Several economic and industry trends may serve to support these efforts. The downturn means paper companies can invest in new talent from industries that used to draw graduates away, but which are now struggling – for example chemicals, metals and construction. They can also attract young talent into exciting emerging areas of the paper industry such as paper and forest certification and sustainability. And the growth of paper product supply in South America, Africa and Eastern Europe can be used as a means to attract international talent.
Getting better use from people
Many managers view a downturn as a trigger to reduce headcount. Instead, paper industry executives should approach workforce size and productivity in a planned, systematic manner by looking beyond narrowly-focused, short term initiatives, and finding ways to change not only the workforce itself, but precisely what the workforce does. By re-evaluating how work gets done rather than just the number of people doing it, companies can create a solid base for lasting improvements.

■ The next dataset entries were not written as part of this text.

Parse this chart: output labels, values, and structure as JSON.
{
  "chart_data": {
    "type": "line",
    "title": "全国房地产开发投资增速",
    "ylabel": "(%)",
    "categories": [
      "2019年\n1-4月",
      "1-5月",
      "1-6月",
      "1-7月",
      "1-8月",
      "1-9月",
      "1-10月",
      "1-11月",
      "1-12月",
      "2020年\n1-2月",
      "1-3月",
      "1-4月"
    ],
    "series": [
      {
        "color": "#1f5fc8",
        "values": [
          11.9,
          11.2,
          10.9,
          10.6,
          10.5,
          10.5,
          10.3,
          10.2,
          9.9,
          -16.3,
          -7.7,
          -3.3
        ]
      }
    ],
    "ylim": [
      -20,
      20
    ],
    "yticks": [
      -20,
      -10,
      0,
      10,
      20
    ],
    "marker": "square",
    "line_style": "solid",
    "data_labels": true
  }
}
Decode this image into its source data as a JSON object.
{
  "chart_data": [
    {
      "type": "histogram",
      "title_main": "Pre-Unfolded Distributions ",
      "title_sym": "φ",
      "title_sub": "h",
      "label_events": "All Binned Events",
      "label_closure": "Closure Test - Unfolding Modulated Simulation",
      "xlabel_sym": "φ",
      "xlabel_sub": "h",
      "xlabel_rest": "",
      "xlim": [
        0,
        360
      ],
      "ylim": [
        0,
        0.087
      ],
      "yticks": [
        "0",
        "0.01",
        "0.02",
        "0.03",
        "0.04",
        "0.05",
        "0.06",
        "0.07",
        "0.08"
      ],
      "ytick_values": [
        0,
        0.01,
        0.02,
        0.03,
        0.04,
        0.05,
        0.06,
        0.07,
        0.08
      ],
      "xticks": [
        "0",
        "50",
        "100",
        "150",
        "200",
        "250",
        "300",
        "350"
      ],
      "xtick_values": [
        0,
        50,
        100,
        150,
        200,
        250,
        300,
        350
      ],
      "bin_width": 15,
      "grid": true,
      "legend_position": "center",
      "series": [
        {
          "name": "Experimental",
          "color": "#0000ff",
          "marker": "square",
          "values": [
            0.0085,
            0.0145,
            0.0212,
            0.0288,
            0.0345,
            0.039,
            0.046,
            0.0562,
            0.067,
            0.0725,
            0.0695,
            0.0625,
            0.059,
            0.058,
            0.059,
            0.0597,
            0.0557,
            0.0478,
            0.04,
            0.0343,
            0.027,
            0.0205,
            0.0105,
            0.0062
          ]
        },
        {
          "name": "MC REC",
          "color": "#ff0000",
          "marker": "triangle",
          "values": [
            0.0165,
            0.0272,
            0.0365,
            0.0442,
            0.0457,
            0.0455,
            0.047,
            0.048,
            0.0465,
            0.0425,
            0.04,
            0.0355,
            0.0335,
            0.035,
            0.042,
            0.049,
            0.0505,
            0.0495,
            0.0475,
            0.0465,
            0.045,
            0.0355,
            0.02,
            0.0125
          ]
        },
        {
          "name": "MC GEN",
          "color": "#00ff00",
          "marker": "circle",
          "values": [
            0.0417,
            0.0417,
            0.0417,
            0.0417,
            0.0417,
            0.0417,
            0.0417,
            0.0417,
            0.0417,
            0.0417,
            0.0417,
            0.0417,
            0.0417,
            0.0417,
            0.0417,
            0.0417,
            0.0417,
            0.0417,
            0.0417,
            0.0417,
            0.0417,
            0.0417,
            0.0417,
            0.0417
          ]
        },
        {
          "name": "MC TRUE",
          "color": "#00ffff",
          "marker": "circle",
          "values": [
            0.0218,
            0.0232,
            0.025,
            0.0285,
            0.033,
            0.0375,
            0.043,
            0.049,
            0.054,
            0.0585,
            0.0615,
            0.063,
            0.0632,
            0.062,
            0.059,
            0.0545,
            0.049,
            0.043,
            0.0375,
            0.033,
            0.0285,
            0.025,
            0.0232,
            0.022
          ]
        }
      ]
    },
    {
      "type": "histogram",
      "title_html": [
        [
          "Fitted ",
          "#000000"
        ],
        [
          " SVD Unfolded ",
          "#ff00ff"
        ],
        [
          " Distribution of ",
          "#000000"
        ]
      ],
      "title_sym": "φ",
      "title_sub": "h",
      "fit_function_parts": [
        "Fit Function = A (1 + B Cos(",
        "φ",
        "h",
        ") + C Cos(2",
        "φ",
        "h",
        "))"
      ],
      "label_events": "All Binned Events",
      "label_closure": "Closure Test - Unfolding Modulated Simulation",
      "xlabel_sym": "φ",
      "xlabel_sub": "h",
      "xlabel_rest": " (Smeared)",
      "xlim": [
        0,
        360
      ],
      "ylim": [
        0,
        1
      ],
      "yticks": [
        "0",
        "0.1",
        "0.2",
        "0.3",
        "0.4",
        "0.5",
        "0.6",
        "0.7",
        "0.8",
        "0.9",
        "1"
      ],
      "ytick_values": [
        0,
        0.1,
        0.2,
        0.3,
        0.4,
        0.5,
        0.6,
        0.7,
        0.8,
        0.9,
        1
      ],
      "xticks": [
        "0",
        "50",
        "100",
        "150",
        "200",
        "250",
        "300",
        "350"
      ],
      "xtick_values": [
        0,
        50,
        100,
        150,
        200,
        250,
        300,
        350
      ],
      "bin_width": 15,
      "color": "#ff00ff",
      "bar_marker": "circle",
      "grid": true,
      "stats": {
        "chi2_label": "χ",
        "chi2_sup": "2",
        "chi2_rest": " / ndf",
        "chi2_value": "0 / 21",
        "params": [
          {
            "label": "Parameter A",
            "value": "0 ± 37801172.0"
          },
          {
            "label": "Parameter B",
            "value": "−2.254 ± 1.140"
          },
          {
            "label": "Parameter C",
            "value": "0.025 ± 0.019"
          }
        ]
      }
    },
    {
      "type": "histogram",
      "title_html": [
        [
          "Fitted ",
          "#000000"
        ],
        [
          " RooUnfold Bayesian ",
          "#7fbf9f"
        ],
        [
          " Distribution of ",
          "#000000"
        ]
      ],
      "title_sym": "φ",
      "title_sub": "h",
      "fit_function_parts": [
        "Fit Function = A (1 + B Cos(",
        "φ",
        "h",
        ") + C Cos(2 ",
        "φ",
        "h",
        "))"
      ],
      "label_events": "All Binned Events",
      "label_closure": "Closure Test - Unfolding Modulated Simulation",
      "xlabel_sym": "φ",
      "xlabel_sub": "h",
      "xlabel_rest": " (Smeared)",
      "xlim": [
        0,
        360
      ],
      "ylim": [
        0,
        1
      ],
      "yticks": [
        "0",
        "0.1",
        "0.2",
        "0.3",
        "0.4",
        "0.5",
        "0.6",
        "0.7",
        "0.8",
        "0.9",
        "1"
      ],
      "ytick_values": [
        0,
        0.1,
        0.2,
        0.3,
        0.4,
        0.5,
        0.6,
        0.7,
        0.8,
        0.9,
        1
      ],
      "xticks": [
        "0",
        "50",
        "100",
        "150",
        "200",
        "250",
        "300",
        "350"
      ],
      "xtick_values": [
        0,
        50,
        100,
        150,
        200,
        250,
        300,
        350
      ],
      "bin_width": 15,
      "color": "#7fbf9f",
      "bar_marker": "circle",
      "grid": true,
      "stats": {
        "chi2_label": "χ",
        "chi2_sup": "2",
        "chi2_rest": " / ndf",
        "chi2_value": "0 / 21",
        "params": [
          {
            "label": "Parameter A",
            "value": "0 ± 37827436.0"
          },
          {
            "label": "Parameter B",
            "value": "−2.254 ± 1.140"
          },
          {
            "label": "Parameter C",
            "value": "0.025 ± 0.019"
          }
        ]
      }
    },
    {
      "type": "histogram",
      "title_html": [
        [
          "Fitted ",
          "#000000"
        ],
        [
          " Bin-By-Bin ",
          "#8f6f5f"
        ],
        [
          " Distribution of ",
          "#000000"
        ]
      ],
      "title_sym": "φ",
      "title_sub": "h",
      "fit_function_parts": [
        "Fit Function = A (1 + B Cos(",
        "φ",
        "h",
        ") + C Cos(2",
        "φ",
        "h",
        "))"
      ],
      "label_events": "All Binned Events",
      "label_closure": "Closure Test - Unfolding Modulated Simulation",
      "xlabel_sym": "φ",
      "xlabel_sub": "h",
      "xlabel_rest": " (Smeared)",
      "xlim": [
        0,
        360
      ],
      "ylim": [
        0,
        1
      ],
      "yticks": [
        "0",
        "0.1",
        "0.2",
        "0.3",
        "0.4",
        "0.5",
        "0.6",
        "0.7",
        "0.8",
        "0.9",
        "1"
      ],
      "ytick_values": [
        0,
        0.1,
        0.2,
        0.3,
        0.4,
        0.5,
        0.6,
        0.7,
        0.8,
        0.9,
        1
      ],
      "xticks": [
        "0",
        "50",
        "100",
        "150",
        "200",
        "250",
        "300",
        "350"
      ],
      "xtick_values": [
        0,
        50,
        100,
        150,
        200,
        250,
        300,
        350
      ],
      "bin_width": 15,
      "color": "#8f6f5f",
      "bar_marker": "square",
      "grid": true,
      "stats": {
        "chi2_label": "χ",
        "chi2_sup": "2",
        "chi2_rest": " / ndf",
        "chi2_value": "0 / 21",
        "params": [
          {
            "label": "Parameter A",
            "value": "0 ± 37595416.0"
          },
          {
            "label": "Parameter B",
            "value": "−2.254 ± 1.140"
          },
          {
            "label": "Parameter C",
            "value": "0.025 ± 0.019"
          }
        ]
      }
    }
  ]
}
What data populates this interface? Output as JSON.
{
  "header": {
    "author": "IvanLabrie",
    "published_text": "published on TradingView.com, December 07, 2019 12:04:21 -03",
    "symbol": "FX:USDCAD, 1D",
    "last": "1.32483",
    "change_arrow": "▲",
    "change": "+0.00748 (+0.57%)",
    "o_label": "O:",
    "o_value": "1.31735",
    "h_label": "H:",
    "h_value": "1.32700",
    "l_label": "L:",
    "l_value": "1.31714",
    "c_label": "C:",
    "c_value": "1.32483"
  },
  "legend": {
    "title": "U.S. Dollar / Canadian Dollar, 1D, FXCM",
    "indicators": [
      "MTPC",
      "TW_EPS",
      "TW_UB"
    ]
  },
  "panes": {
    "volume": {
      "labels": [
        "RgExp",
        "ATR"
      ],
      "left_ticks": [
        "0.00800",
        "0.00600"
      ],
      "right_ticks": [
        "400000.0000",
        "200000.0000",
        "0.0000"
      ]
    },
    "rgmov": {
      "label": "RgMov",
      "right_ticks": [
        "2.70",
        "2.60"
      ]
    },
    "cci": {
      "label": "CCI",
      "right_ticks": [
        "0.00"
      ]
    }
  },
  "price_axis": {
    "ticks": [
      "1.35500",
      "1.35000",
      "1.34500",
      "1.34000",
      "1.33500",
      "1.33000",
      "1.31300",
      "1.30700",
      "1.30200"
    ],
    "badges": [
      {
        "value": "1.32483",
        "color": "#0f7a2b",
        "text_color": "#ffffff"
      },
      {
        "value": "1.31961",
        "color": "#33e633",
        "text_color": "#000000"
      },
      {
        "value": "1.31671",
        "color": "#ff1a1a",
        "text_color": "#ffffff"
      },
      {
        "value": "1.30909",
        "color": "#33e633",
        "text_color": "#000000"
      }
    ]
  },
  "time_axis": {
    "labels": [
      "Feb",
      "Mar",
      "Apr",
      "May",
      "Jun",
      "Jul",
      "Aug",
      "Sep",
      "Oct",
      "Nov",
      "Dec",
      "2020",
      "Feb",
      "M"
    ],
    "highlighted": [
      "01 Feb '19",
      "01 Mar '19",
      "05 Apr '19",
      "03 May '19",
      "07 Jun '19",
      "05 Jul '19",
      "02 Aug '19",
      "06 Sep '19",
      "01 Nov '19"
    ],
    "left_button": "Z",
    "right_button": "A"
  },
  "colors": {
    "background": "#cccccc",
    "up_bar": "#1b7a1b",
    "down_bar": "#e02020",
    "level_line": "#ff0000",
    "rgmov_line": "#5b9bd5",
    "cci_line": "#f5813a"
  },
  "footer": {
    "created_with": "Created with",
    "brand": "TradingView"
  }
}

Such a re-evaluation might reveal opportunities to invest in remote monitoring and control systems that make better use of skilled workers and drive process and cost improvements. The re-evaluation may also identify ways to prevent older employees’ collective wealth of talent from being lost when they retire.
Moving some of the company’s more experienced managers into project and mentoring roles enables the next generation of leaders to step up into tougher business roles while extending the value of those looking to retire.
Recruit consistently
While companies do have to slow down their recruitment engine when the economy stalls, they should still commit to recruiting consistently. Halting recruitment blocks the flow of talent that will be needed in the forthcoming recovery. Recruiting a mass of graduates every five years in line with the economic cycle can be less effective than recruiting a small number annually. Not only does it put the paper industry in costly competition when the labour market peaks, it also foregoes the consistency that comes with a steady intake of top talent.
A consistent management culture
High performance businesses tend to continually grow and measure talent throughout the organisation.
But this must be matched by a commitment to stable leadership, a management culture of measured risktaking, and widespread adherence to accountability for performance and results. If the paper and pulp industry is to address its talent management shortcomings, it will also have to modify its culture to appeal to a new millennia generation without pandering to it. So while, companies will have to consider more progressive remuneration packages that suit modern expectations on work-life balance, for example, they will also have to put in place methods that restore the appetite for professional competition that many in the industry believe has been lost in the younger workforce.
The paper industry faces challenges and opportunities that require vigorous and motivated specialists.
If the sector has failed to retain and attract the best skills in the past, the downturn offers it a rare chance to reverse that trend. While other industries suffer large job losses, never has there been such a pool of ready and available talent to help build competitive advantage for the paper industry. This is a time for investing in human capital, retaining experienced staff and entering new markets by placing imaginative talent management at the heart of business strategy.
The views and opinions in this article should not be viewed as professional advice with respect to your business.